Edgard Leite Ferreira Neto


Sem amor, o que somos? Perguntou Paulo, há dois mil anos (1Cr,13). E o fez com muita tranquilidade, diante da tragédia e dos impasses, não do amor, mas sim dos sentimentos humanos. Ele não se referia a esse tipo de sentimento que se chama, eventualmente, de amor e que muitos buscam nos outros, um tipo de fantasma impreciso e instável que dá forma, muitas vezes, a frágeis inspirações que habitam os corações e os corpos humanos.  Mas ele se referia a algo maior, cuja presença viva, por trás desses mesmos sentimentos imprecisos, é mistério que sufoca toda pretensão humana de ver limitado a este mundo o feixe de sentido das coisas.


Na busca cotidiana pelo amparo, pela ternura, pela entrega, se movem todos na busca de algo maior, um algo que não tem tempo, nem se esgota no momento e não se dissolve com o vento que varre a poeira das ilusões humanas. Porque a paixão pelo momento é imagem, no presente, de um mistério que move a consciência na direção de algo que não tem passado, nem presente, nem futuro, nem antes nem depois. À uma claridade que se mantém sempre iluminada, plena de paz infinita. E, por isso, temos todos razão quando, nessa nossa cotidiana busca pelo amor, recusamos a transitoriedade que torna em pântano as bocas humanas. E apontamos, inconscientes, muitas vezes, para algo que tudo sustenta. Algo que está muito além dos limites do presente, do visível e do perceptível pelos sentidos.

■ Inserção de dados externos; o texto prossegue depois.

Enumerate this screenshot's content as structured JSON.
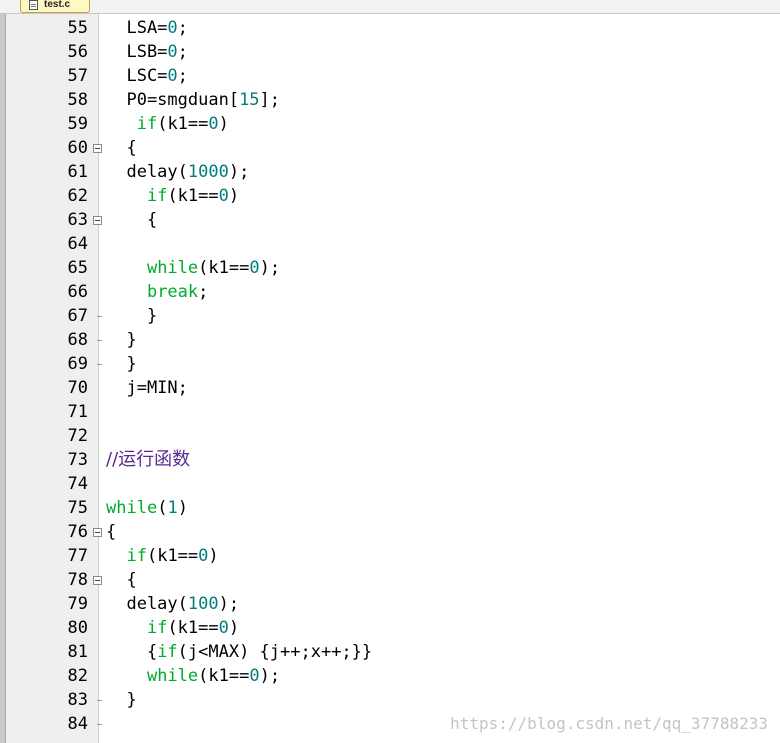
{
  "tab": {
    "label": "test.c"
  },
  "lines": [
    {
      "num": "55",
      "fold": "",
      "segments": [
        {
          "t": "  LSA="
        },
        {
          "t": "0",
          "c": "num"
        },
        {
          "t": ";"
        }
      ]
    },
    {
      "num": "56",
      "fold": "",
      "segments": [
        {
          "t": "  LSB="
        },
        {
          "t": "0",
          "c": "num"
        },
        {
          "t": ";"
        }
      ]
    },
    {
      "num": "57",
      "fold": "",
      "segments": [
        {
          "t": "  LSC="
        },
        {
          "t": "0",
          "c": "num"
        },
        {
          "t": ";"
        }
      ]
    },
    {
      "num": "58",
      "fold": "",
      "segments": [
        {
          "t": "  P0=smgduan["
        },
        {
          "t": "15",
          "c": "num"
        },
        {
          "t": "];"
        }
      ]
    },
    {
      "num": "59",
      "fold": "",
      "segments": [
        {
          "t": "   "
        },
        {
          "t": "if",
          "c": "kw"
        },
        {
          "t": "(k1=="
        },
        {
          "t": "0",
          "c": "num"
        },
        {
          "t": ")"
        }
      ]
    },
    {
      "num": "60",
      "fold": "box",
      "segments": [
        {
          "t": "  {"
        }
      ]
    },
    {
      "num": "61",
      "fold": "",
      "segments": [
        {
          "t": "  delay("
        },
        {
          "t": "1000",
          "c": "num"
        },
        {
          "t": ");"
        }
      ]
    },
    {
      "num": "62",
      "fold": "",
      "segments": [
        {
          "t": "    "
        },
        {
          "t": "if",
          "c": "kw"
        },
        {
          "t": "(k1=="
        },
        {
          "t": "0",
          "c": "num"
        },
        {
          "t": ")"
        }
      ]
    },
    {
      "num": "63",
      "fold": "box",
      "segments": [
        {
          "t": "    {"
        }
      ]
    },
    {
      "num": "64",
      "fold": "",
      "segments": [
        {
          "t": ""
        }
      ]
    },
    {
      "num": "65",
      "fold": "",
      "segments": [
        {
          "t": "    "
        },
        {
          "t": "while",
          "c": "kw"
        },
        {
          "t": "(k1=="
        },
        {
          "t": "0",
          "c": "num"
        },
        {
          "t": ");"
        }
      ]
    },
    {
      "num": "66",
      "fold": "",
      "segments": [
        {
          "t": "    "
        },
        {
          "t": "break",
          "c": "kw"
        },
        {
          "t": ";"
        }
      ]
    },
    {
      "num": "67",
      "fold": "end",
      "segments": [
        {
          "t": "    }"
        }
      ]
    },
    {
      "num": "68",
      "fold": "end",
      "segments": [
        {
          "t": "  }"
        }
      ]
    },
    {
      "num": "69",
      "fold": "end",
      "segments": [
        {
          "t": "  }"
        }
      ]
    },
    {
      "num": "70",
      "fold": "",
      "segments": [
        {
          "t": "  j=MIN;"
        }
      ]
    },
    {
      "num": "71",
      "fold": "",
      "segments": [
        {
          "t": ""
        }
      ]
    },
    {
      "num": "72",
      "fold": "",
      "segments": [
        {
          "t": ""
        }
      ]
    },
    {
      "num": "73",
      "fold": "",
      "segments": [
        {
          "t": "//运行函数",
          "c": "comment"
        }
      ]
    },
    {
      "num": "74",
      "fold": "",
      "segments": [
        {
          "t": ""
        }
      ]
    },
    {
      "num": "75",
      "fold": "",
      "segments": [
        {
          "t": "while",
          "c": "kw"
        },
        {
          "t": "("
        },
        {
          "t": "1",
          "c": "num"
        },
        {
          "t": ")"
        }
      ]
    },
    {
      "num": "76",
      "fold": "box",
      "segments": [
        {
          "t": "{"
        }
      ]
    },
    {
      "num": "77",
      "fold": "",
      "segments": [
        {
          "t": "  "
        },
        {
          "t": "if",
          "c": "kw"
        },
        {
          "t": "(k1=="
        },
        {
          "t": "0",
          "c": "num"
        },
        {
          "t": ")"
        }
      ]
    },
    {
      "num": "78",
      "fold": "box",
      "segments": [
        {
          "t": "  {"
        }
      ]
    },
    {
      "num": "79",
      "fold": "",
      "segments": [
        {
          "t": "  delay("
        },
        {
          "t": "100",
          "c": "num"
        },
        {
          "t": ");"
        }
      ]
    },
    {
      "num": "80",
      "fold": "",
      "segments": [
        {
          "t": "    "
        },
        {
          "t": "if",
          "c": "kw"
        },
        {
          "t": "(k1=="
        },
        {
          "t": "0",
          "c": "num"
        },
        {
          "t": ")"
        }
      ]
    },
    {
      "num": "81",
      "fold": "",
      "segments": [
        {
          "t": "    {"
        },
        {
          "t": "if",
          "c": "kw"
        },
        {
          "t": "(j<MAX) {j++;x++;}}"
        }
      ]
    },
    {
      "num": "82",
      "fold": "",
      "segments": [
        {
          "t": "    "
        },
        {
          "t": "while",
          "c": "kw"
        },
        {
          "t": "(k1=="
        },
        {
          "t": "0",
          "c": "num"
        },
        {
          "t": ");"
        }
      ]
    },
    {
      "num": "83",
      "fold": "end",
      "segments": [
        {
          "t": "  }"
        }
      ]
    },
    {
      "num": "84",
      "fold": "end",
      "segments": [
        {
          "t": ""
        }
      ]
    }
  ],
  "watermark": "https://blog.csdn.net/qq_37788233"
}
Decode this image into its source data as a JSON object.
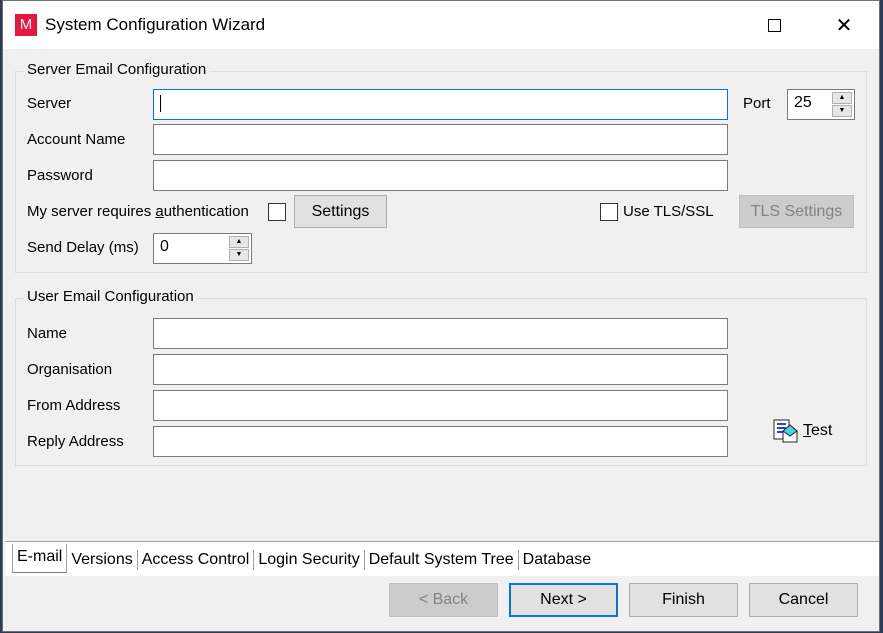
{
  "window": {
    "title": "System Configuration Wizard",
    "app_icon_letter": "M",
    "app_icon_color": "#e8173e",
    "maximize_icon": "maximize-icon",
    "close_icon": "close-icon",
    "close_glyph": "✕"
  },
  "server_group": {
    "label": "Server Email Configuration",
    "server_label": "Server",
    "server_value": "",
    "port_label": "Port",
    "port_value": "25",
    "account_label": "Account Name",
    "account_value": "",
    "password_label": "Password",
    "password_value": "",
    "auth_label_pre": "My server requires ",
    "auth_label_accel": "a",
    "auth_label_post": "uthentication",
    "auth_checked": false,
    "settings_button": "Settings",
    "tls_label": "Use TLS/SSL",
    "tls_checked": false,
    "tls_settings_button": "TLS Settings",
    "delay_label": "Send Delay (ms)",
    "delay_value": "0"
  },
  "user_group": {
    "label": "User Email Configuration",
    "name_label": "Name",
    "name_value": "",
    "org_label": "Organisation",
    "org_value": "",
    "from_label": "From Address",
    "from_value": "",
    "reply_label": "Reply Address",
    "reply_value": "",
    "test_accel": "T",
    "test_rest": "est",
    "test_icon": "mail-document-icon"
  },
  "tabs": [
    {
      "label": "E-mail",
      "active": true
    },
    {
      "label": "Versions",
      "active": false
    },
    {
      "label": "Access Control",
      "active": false
    },
    {
      "label": "Login Security",
      "active": false
    },
    {
      "label": "Default System Tree",
      "active": false
    },
    {
      "label": "Database",
      "active": false
    }
  ],
  "footer": {
    "back": "< Back",
    "next": "Next >",
    "finish": "Finish",
    "cancel": "Cancel"
  },
  "colors": {
    "focus": "#0078d7",
    "dialog_bg": "#f0f0f0"
  }
}
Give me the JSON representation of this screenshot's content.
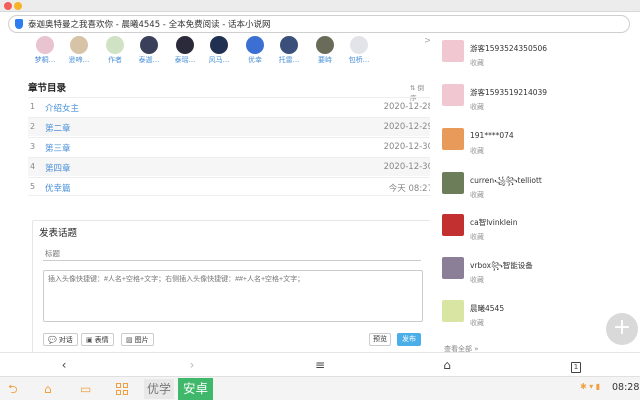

A imagem e a semelhança desse amor, podemos, no entanto, encontrar aqui, quando nos damos conta que aquilo que buscamos não é espelho do mundo, mas de algo infinito. E que já o vemos mesmo neste tempo, quando estabelecemos, em torno da fé, da esperança e da compaixão, uma dada forma de viver os sentimentos que ecoam em nós. Nela está presente a grandeza desse amor que não se consome nem termina nunca.


Esse amor maior que nos tranquiliza, no momento em que com ele estamos, vem de uma inteligência capaz de tocar com seu espírito nossas existências. Isso é evidente para aquele que se curva no nada de sua condição transitória, diante do universo vasto e do infinito misterioso. Encontramos, nesse movimento, a percepção de um amor que, de fora dos limites sem limites do cosmo, move as estrelas e tudo que há no universo. E, de forma muito simples e silenciosa, nesses breves momentos em que aqui vivemos, podemos, na amizade, no encontro, nos vínculos repletos de ternura, ou no silêncio diante de Sua onipresença, ter a certeza de sua existência, como força maior que vibra nos nossos sentimentos quando o Seu espírito ilumina nossas consciências. Ou que faz o milagre de transformar coisas em outras coisas, alterando suas substâncias e sentidos.


Sem essa busca e esse encontro, fácil, porque natural de nossa alma, e difícil, porque conduzida neste mundo de ruínas, o que somos? Sombras, cinzas que caminham, espectros arrastados para uma morte sem salvação.


Nos salvamos, pelo amor de Deus, da dor infinita que a natureza da decomposição da integridade humana nos concede e do desaparecimento perpétuo das formas que aqui nos dão prazer efêmero. Por isso quando nos amamos, uns aos outros, só há sentido e gratificação se a essência desse amor espelha a infinitude da eternidade divina. Se por ele, neste mundo, podemos perceber um outro mundo.